I
recently finished Behind the Beautiful Forevers: Life, Death, and
Hope in a Mumbai Undercity - a powerful and thought-provoking, even
thought-wrenching, non-fiction book by Katherine Boo. The story
centers around people living in Annawadi, an undercity (slum) located
next to Mumbai Airport in India.
For
the people of Annawadi hunger is constant, disease in rampant,
vermin is vicious, cleanliness is unknown, violence is an everyday
event and corruption is rampant. People with injuries are often
simply left to die in the weeds. Suicide from self-immolation or
eating rat poison is common.

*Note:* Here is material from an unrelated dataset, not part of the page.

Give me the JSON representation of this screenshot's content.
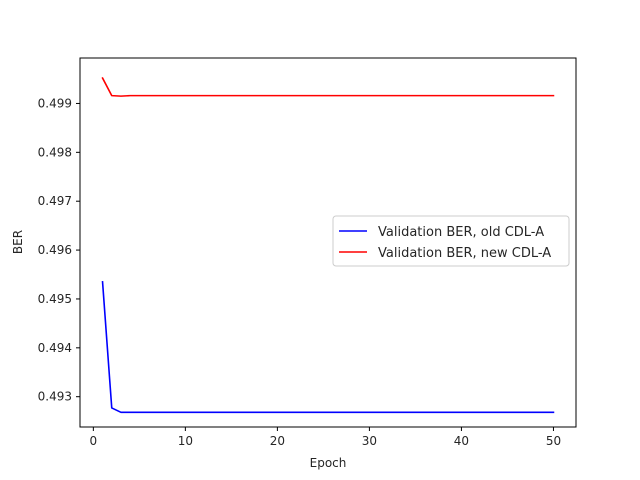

Life in Annawadi is, simply put, horrid.
What
makes the book so powerful, however, isn't its accurate description
of poverty, many books do that well, it is that Boo simply tells what
happened without any political agenda. No doubt her background as a
reporter (this is her first book) had a great deal to do with this.
Boo describes violence by the police all the way down to the poorest
of the poor. Corruption is not just the purview of the government, it
happens at all levels. The poor are no more or less ethical than the
rich. Boo reports, she doesn't blame. In many ways the book's impact
on me is similar to Chinua Achebe's great novel Things Fall Apart
which I read may years, decades in fact, ago and have never
forgotten. Morality is truly a rare thing.